- Born: October 29, 1922 Jacksonville, Florida, U.S.
- Died: July 14, 2023 (aged 100) Harrisburg, Pennsylvania, U.S.
- Education: Fisk University
- Known for: One of the first African Americans to earn a Master of Business Administration from the Wharton School of the University of Pennsylvania

= Hettie Simmons Love =

First Black Ivy League MBA graduate (1922–2023)

Hettie Simmons Love (October 29, 1922 – July 14, 2023) was one of the first African-Americans to earn a Master of Business Administration (MBA) degree from any Ivy League University. She graduated from the Wharton School of the University of Pennsylvania in 1947.

==Biography==
Born in Jacksonville, Florida, in 1922, Hettie Simmons Love attended Fisk University and graduated in 1943. She then attended Penn's Wharton School, graduating with her MBA on June 18, 1947.  A 2017 article in the Wharton Magazine described her as a "trailblazer" who "open[ed] the door for both minorities and women in the study of business management".  She recalled that she was the only Black student at Wharton when she attended, and one of only two women in her class, but found colleagues among three Jewish male classmates who invited her to join their study group.
The Black sorority, Alpha Kappa Alpha, which she joined at Fisk University in 1941, honored her at their Atlanta convention in 2016.  The Wharton School honored her later that year at its annual Whitney M. Young Conference, in December 2016.
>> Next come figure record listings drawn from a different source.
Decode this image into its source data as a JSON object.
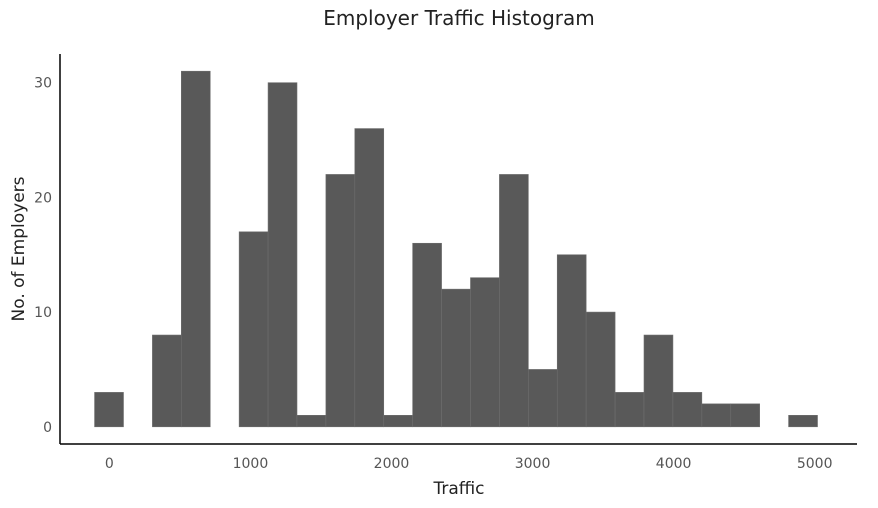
{
  "chart_data": {
    "type": "bar",
    "title": "Employer Traffic Histogram",
    "xlabel": "Traffic",
    "ylabel": "No. of Employers",
    "xlim": [
      -350,
      5300
    ],
    "ylim": [
      -1.5,
      32.5
    ],
    "x_ticks": [
      0,
      1000,
      2000,
      3000,
      4000,
      5000
    ],
    "x_tick_labels": [
      "0",
      "1000",
      "2000",
      "3000",
      "4000",
      "5000"
    ],
    "y_ticks": [
      0,
      10,
      20,
      30
    ],
    "y_tick_labels": [
      "0",
      "10",
      "20",
      "30"
    ],
    "bin_width": 205,
    "bins": [
      {
        "x0": -105,
        "x1": 100,
        "count": 3
      },
      {
        "x0": 305,
        "x1": 510,
        "count": 8
      },
      {
        "x0": 510,
        "x1": 715,
        "count": 31
      },
      {
        "x0": 920,
        "x1": 1125,
        "count": 17
      },
      {
        "x0": 1125,
        "x1": 1330,
        "count": 30
      },
      {
        "x0": 1330,
        "x1": 1535,
        "count": 1
      },
      {
        "x0": 1535,
        "x1": 1740,
        "count": 22
      },
      {
        "x0": 1740,
        "x1": 1945,
        "count": 26
      },
      {
        "x0": 1945,
        "x1": 2150,
        "count": 1
      },
      {
        "x0": 2150,
        "x1": 2355,
        "count": 16
      },
      {
        "x0": 2355,
        "x1": 2560,
        "count": 12
      },
      {
        "x0": 2560,
        "x1": 2765,
        "count": 13
      },
      {
        "x0": 2765,
        "x1": 2970,
        "count": 22
      },
      {
        "x0": 2970,
        "x1": 3175,
        "count": 5
      },
      {
        "x0": 3175,
        "x1": 3380,
        "count": 15
      },
      {
        "x0": 3380,
        "x1": 3585,
        "count": 10
      },
      {
        "x0": 3585,
        "x1": 3790,
        "count": 3
      },
      {
        "x0": 3790,
        "x1": 3995,
        "count": 8
      },
      {
        "x0": 3995,
        "x1": 4200,
        "count": 3
      },
      {
        "x0": 4200,
        "x1": 4405,
        "count": 2
      },
      {
        "x0": 4405,
        "x1": 4610,
        "count": 2
      },
      {
        "x0": 4815,
        "x1": 5020,
        "count": 1
      }
    ],
    "bar_color": "#595959",
    "grid": false,
    "legend": false
  }
}
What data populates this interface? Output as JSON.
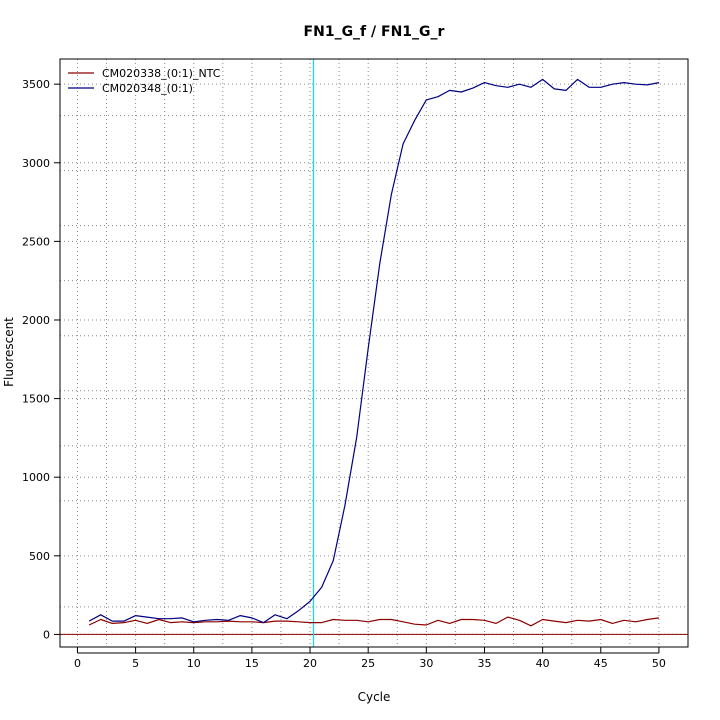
{
  "chart_data": {
    "type": "line",
    "title": "FN1_G_f / FN1_G_r",
    "xlabel": "Cycle",
    "ylabel": "Fluorescent",
    "xlim": [
      -1.5,
      52.5
    ],
    "ylim": [
      -80,
      3660
    ],
    "xticks": [
      0,
      5,
      10,
      15,
      20,
      25,
      30,
      35,
      40,
      45,
      50
    ],
    "yticks": [
      0,
      500,
      1000,
      1500,
      2000,
      2500,
      3000,
      3500
    ],
    "x_gridlines": [
      0,
      2.5,
      5,
      7.5,
      10,
      12.5,
      15,
      17.5,
      20,
      22.5,
      25,
      27.5,
      30,
      32.5,
      35,
      37.5,
      40,
      42.5,
      45,
      47.5,
      50
    ],
    "y_gridlines": [
      0,
      175,
      500,
      850,
      1000,
      1200,
      1500,
      1550,
      1900,
      2000,
      2250,
      2500,
      2600,
      2950,
      3000,
      3300,
      3500
    ],
    "grid": true,
    "legend_position": "top-left",
    "threshold": {
      "cycle": 20.3,
      "color": "#00e5ee"
    },
    "baseline": {
      "value": 0,
      "color": "#8b0000"
    },
    "x": [
      1,
      2,
      3,
      4,
      5,
      6,
      7,
      8,
      9,
      10,
      11,
      12,
      13,
      14,
      15,
      16,
      17,
      18,
      19,
      20,
      21,
      22,
      23,
      24,
      25,
      26,
      27,
      28,
      29,
      30,
      31,
      32,
      33,
      34,
      35,
      36,
      37,
      38,
      39,
      40,
      41,
      42,
      43,
      44,
      45,
      46,
      47,
      48,
      49,
      50
    ],
    "series": [
      {
        "name": "CM020338_(0:1)_NTC",
        "color": "#8b0000",
        "values": [
          60,
          95,
          70,
          75,
          90,
          70,
          95,
          75,
          80,
          75,
          80,
          80,
          85,
          80,
          80,
          75,
          85,
          85,
          80,
          75,
          75,
          95,
          90,
          90,
          80,
          95,
          95,
          80,
          65,
          60,
          90,
          70,
          95,
          95,
          90,
          70,
          110,
          90,
          55,
          95,
          85,
          75,
          90,
          85,
          95,
          70,
          90,
          80,
          95,
          105
        ]
      },
      {
        "name": "CM020348_(0:1)",
        "color": "#000080",
        "values": [
          85,
          125,
          85,
          85,
          120,
          110,
          100,
          100,
          105,
          80,
          90,
          95,
          90,
          120,
          105,
          75,
          125,
          100,
          150,
          210,
          300,
          470,
          820,
          1250,
          1820,
          2360,
          2800,
          3120,
          3270,
          3400,
          3420,
          3460,
          3450,
          3475,
          3510,
          3490,
          3480,
          3500,
          3480,
          3530,
          3470,
          3460,
          3530,
          3480,
          3480,
          3500,
          3510,
          3500,
          3495,
          3510
        ]
      }
    ]
  }
}
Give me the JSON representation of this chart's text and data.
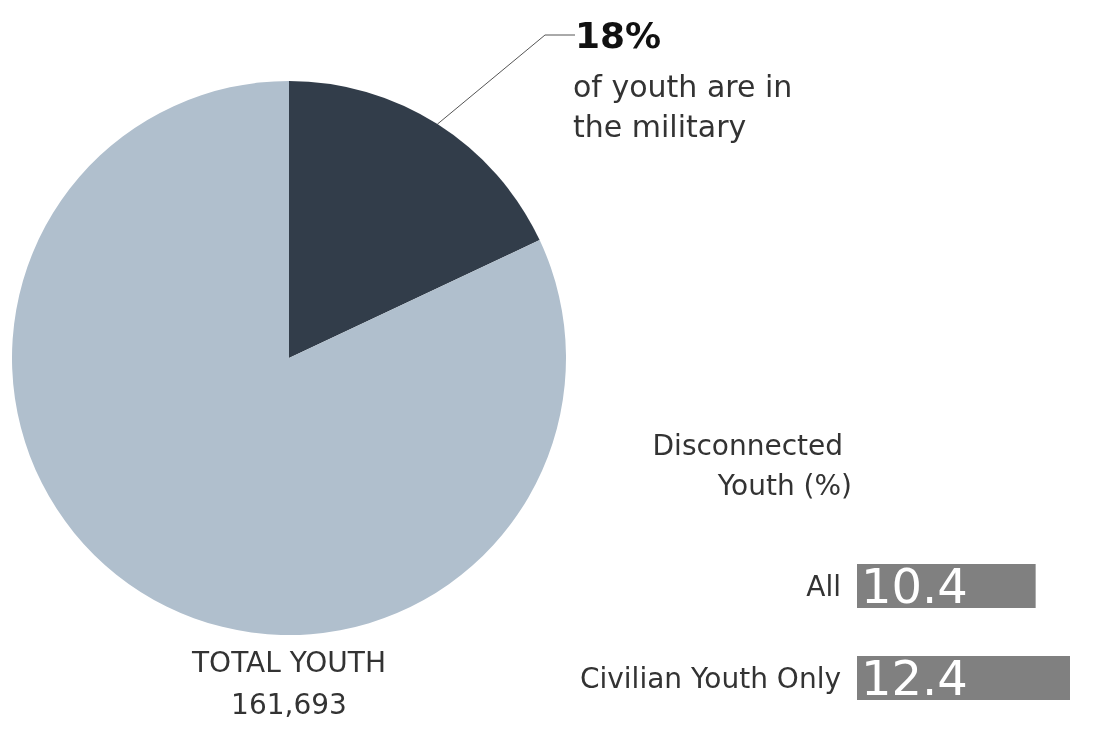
{
  "chart_data": [
    {
      "type": "pie",
      "categories": [
        null,
        null
      ],
      "values": [
        18,
        82
      ],
      "colors": [
        "#323d4a",
        "#b0bfcd"
      ],
      "value_labels": [
        "18%",
        null
      ],
      "annotations": [
        "of youth are in the military",
        "TOTAL YOUTH",
        "161,693"
      ]
    },
    {
      "type": "bar",
      "orientation": "horizontal",
      "title": "Disconnected Youth (%)",
      "categories": [
        "All",
        "Civilian Youth Only"
      ],
      "values": [
        10.4,
        12.4
      ],
      "color": "#808080",
      "data_labels": true
    }
  ]
}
Simmons married George Hayward Love, Sr., who received Bachelor's, Master's, and PhD degrees from the University of Pennsylvania and who became the first African-American employed as a high school teacher in the Philadelphia school system.  The Loves later moved to Harrisburg, Pennsylvania, where George supervised the desegregation of schools, and where they raised their children. They were married 66 years until his death in 2014.

Simmons Love turned 100 on October 29, 2022, and died at her home on July 14, 2023.